Fikret Şanlıbaba

Her müslüman fakih olmalıdır-2

Fikret Şanlıbaba

Kendi hayatının fakihi olan insan hukuku içselleştirdiği için artık her gelene adil bir insan olur. Bu eşitlik zamanla adaleti doğurur. Fıkıh, toplum için hayatın merkez dinamiğidir. Toplumun her kesimi kendi işinde ayrı ayrı haklara riayet ederse, yirmi kilo sütten bir kilo tereyağının çıktığı gibi kaliteli toplumlardan da kaliteli bir nesil çıkar. Ama öncelikle süte ihtiyaç vardır.

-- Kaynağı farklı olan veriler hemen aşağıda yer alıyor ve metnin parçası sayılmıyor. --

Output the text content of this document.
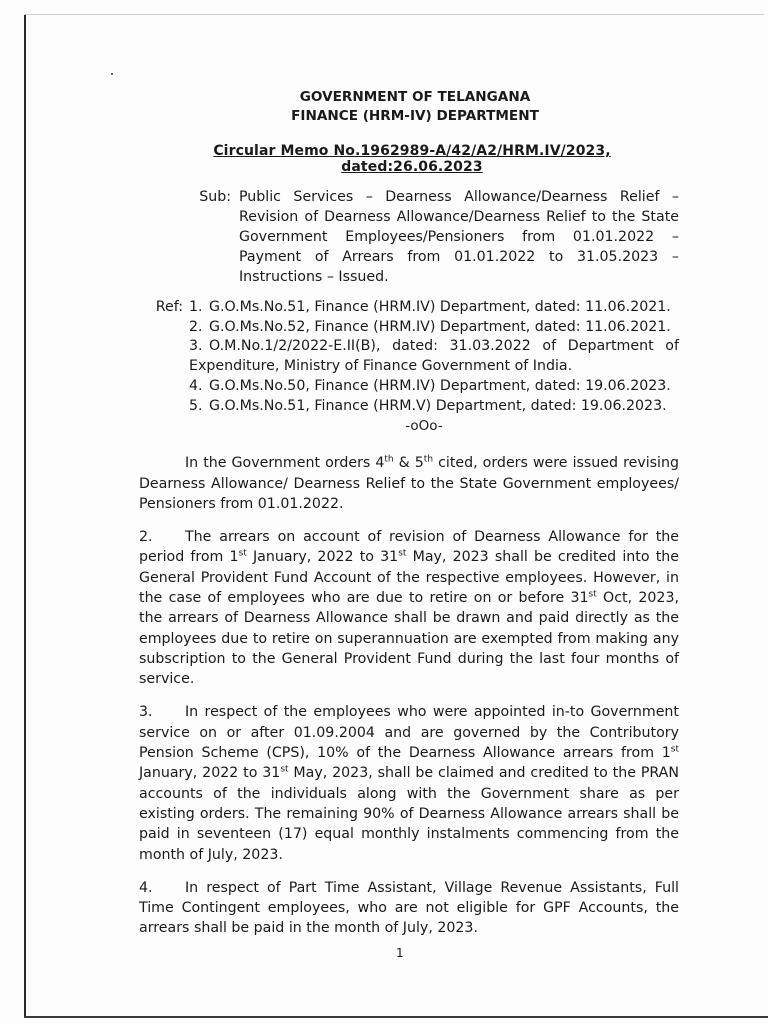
GOVERNMENT OF TELANGANA
FINANCE (HRM-IV) DEPARTMENT
Circular Memo No.1962989-A/42/A2/HRM.IV/2023, dated:26.06.2023
Sub: Public Services – Dearness Allowance/Dearness Relief – Revision of Dearness Allowance/Dearness Relief to the State Government Employees/Pensioners from 01.01.2022 – Payment of Arrears from 01.01.2022 to 31.05.2023 – Instructions – Issued.
Ref: 1. G.O.Ms.No.51, Finance (HRM.IV) Department, dated: 11.06.2021.
2. G.O.Ms.No.52, Finance (HRM.IV) Department, dated: 11.06.2021.
3. O.M.No.1/2/2022-E.II(B), dated: 31.03.2022 of Department of Expenditure, Ministry of Finance Government of India.
4. G.O.Ms.No.50, Finance (HRM.IV) Department, dated: 19.06.2023.
5. G.O.Ms.No.51, Finance (HRM.V) Department, dated: 19.06.2023.
-oOo-

In the Government orders 4th & 5th cited, orders were issued revising Dearness Allowance/ Dearness Relief to the State Government employees/ Pensioners from 01.01.2022.

2. The arrears on account of revision of Dearness Allowance for the period from 1st January, 2022 to 31st May, 2023 shall be credited into the General Provident Fund Account of the respective employees. However, in the case of employees who are due to retire on or before 31st Oct, 2023, the arrears of Dearness Allowance shall be drawn and paid directly as the employees due to retire on superannuation are exempted from making any subscription to the General Provident Fund during the last four months of service.

3. In respect of the employees who were appointed in-to Government service on or after 01.09.2004 and are governed by the Contributory Pension Scheme (CPS), 10% of the Dearness Allowance arrears from 1st January, 2022 to 31st May, 2023, shall be claimed and credited to the PRAN accounts of the individuals along with the Government share as per existing orders. The remaining 90% of Dearness Allowance arrears shall be paid in seventeen (17) equal monthly instalments commencing from the month of July, 2023.

4. In respect of Part Time Assistant, Village Revenue Assistants, Full Time Contingent employees, who are not eligible for GPF Accounts, the arrears shall be paid in the month of July, 2023.

1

Yazımda bazen ahlâk, bazen hukuk dedim. Bunun sebebi hukukun öbür bir adı olsa ahlâk olurdu diye düşünmemdir. Çünkü hukuk ve ahlâk arasında zorunlu bir bağ vardır. Mesela trafikte emniyet kemeri takmamak kişinin kendisi ve ailesi için bir hukuk ihlalidir. Bu terbiyesizliğin cezası 300 liradır. Ama aşırı hız yapmak bireysel değil toplumsal bir ahlâksızlıktır ve cezası 1000 liradır. Cezalar ahlâkiliğin boyutuna göre artar ve eksilir. Ağır ceza hâkimleri ağır ahlâk suçlarına bakarlar.

Her toplum için Allah’ın iyi gördüğü ve görmediği kurallar vardır. Bunu yaşam hukukumuza dâhil ettikçe daha iffetli ve daha ahlâklı bir toplum oluruz. Bu da ilk önce halin ilmini bilmekten geçer. Avrupa’yı beğenen insanlar genelde hukuksal işleyişini över; yere çöp atılamayacağını, istediğin yerde dilediğin gibi hız yapamayacağını ve bunlara benzer diğer örnekleri ortaya koyar. Çünkü Avrupa kendince ahlâklı ve ahlâksız gördüğü işleri hukuka dökmüştür. Eşcinsellik, ahlâksızlık olarak görülmediği için onun bir müeyyidesi yoktur. Çöp atmak büyük bir suçtur. Kornaya basamazsın ama sapkın olmak özgürlüktür diye algılamışlardır. Bizim kendi ahlâk kurallarımız vardır ki bunların bir kısmı toplumsal örf ile zamanla oluşmuşken bir kısmı da olmazsa olmaz olan Allah’ın kurallarıdır. Ahlâk kurallarımıza uygun yasalar çıkarmalıyız, yoksa Allah korusun İslam ahlâkı sadece vaazlarda dinlenen, bir emniyet kemeri kadar kıymeti olmayan nasihatler cümlesinden bir cümle olarak kalır.